Abstract

Stigmatizing discourses surrounding aged care is complex. The stigma associated with people working in aged care is often conflated with negative evaluations about older adults who receive care and/or the institutions and systems that provide these services. This lack of nuance hampers productive dialogue in gerontology required for making sense of the stigmas attached to entities and systems. We propose that an interdisciplinary approach drawing on gerontology, psychology, and linguistics would facilitate a greater understanding of the stigma of aged care. Specifically, a discourse approach underpinned by Stigma Theory and Systemic Functional Linguistics can clarify the different stigmatizing discourses associated with aged-care entities and systems, and inform priorities for interventions targeting each discourse category identified. APPRAISAL, a linguistics framework, was employed to analyze evaluative language in 660 submissions published in the Australian Royal Commission into Aged Care.
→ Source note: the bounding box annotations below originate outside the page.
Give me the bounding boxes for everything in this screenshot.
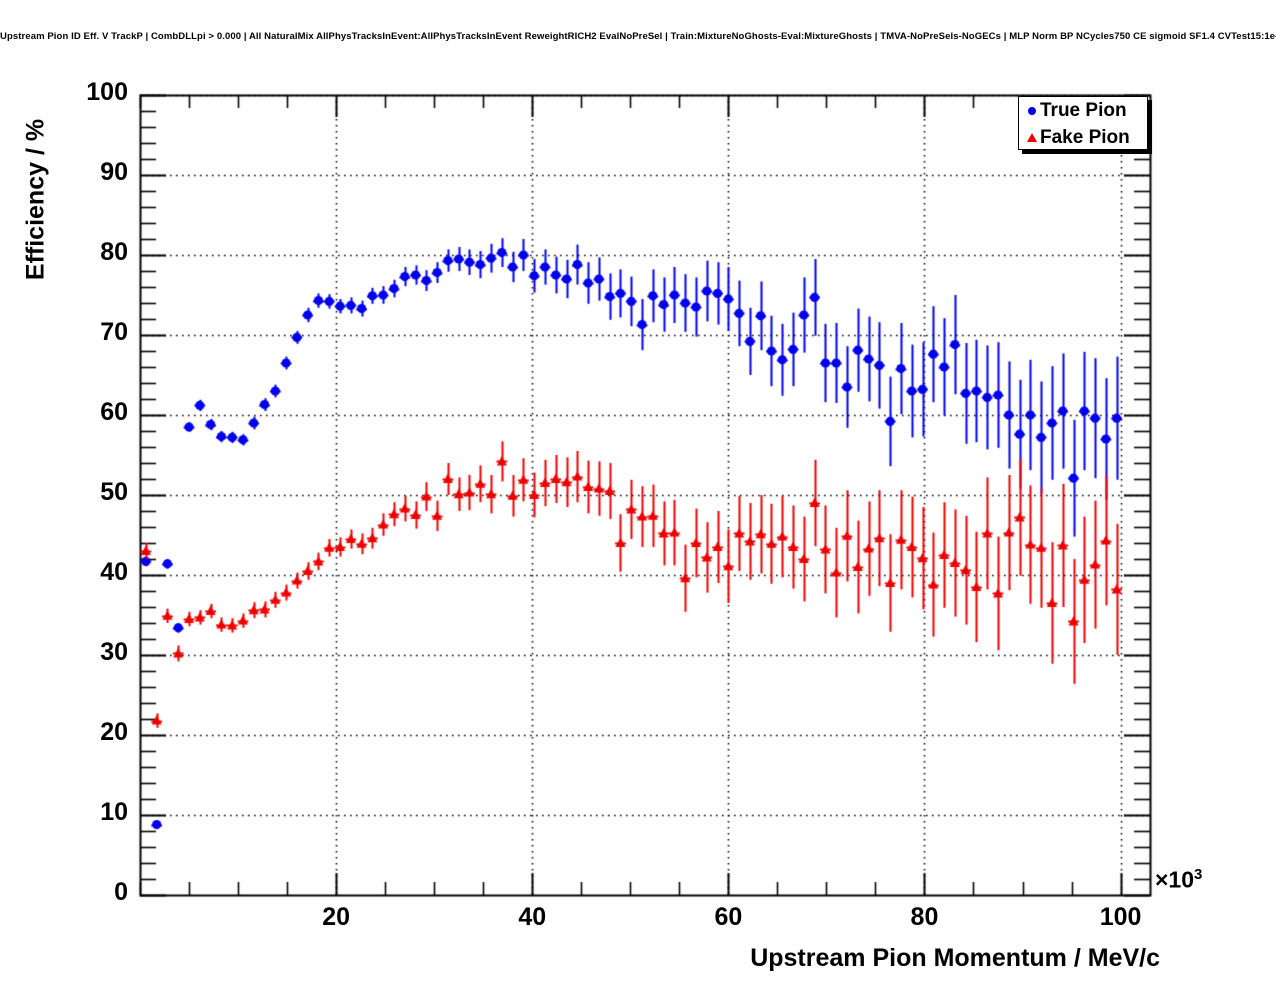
legend-entry-true-pion: True Pion — [1019, 97, 1147, 124]
legend-entry-fake-pion: Fake Pion — [1019, 124, 1147, 151]
exponent-base: ×10 — [1155, 866, 1195, 893]
y-tick-label: 100 — [86, 78, 128, 106]
y-tick-label: 10 — [100, 798, 128, 826]
y-tick-label: 50 — [100, 478, 128, 506]
x-tick-label: 100 — [1099, 903, 1142, 931]
exponent-power: 3 — [1194, 866, 1203, 883]
legend: True Pion Fake Pion — [1018, 96, 1148, 150]
y-tick-label: 60 — [100, 398, 128, 426]
x-tick-label: 80 — [910, 903, 939, 931]
x-tick-label: 20 — [322, 903, 351, 931]
x-axis-exponent: ×103 — [1155, 866, 1202, 894]
y-tick-label: 40 — [100, 558, 128, 586]
y-tick-label: 80 — [100, 238, 128, 266]
x-axis-title: Upstream Pion Momentum / MeV/c — [750, 944, 1160, 972]
x-tick-label: 40 — [518, 903, 547, 931]
y-axis-title: Efficiency / % — [21, 118, 50, 281]
y-tick-label: 90 — [100, 158, 128, 186]
legend-label-true-pion: True Pion — [1040, 99, 1127, 121]
y-tick-label: 30 — [100, 638, 128, 666]
circle-marker-icon — [1024, 106, 1040, 115]
y-tick-label: 20 — [100, 718, 128, 746]
x-tick-label: 60 — [714, 903, 743, 931]
y-tick-label: 0 — [114, 878, 128, 906]
legend-label-fake-pion: Fake Pion — [1040, 126, 1130, 148]
y-tick-label: 70 — [100, 318, 128, 346]
triangle-marker-icon — [1024, 133, 1040, 142]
Through applying predefined language-based criteria, we distinguished between multiple stigmatizing discourses that were interrelated but conceptually distinct in terms of attitude types and targets. Twelve categories of stigmatizing discourses derived from the linguistic analysis established a typology. This typology conceptualized different ways stigma can be meaningfully understood in the aged-care context. By employing this typology, 12 intervention priorities were also identified. This interdisciplinary approach enabled us to examine the diversity and complexity of the social construction of stigma in the public domain. We argue that understanding these linguistic patterns can assist with designing targeted aged-care interventions and policies.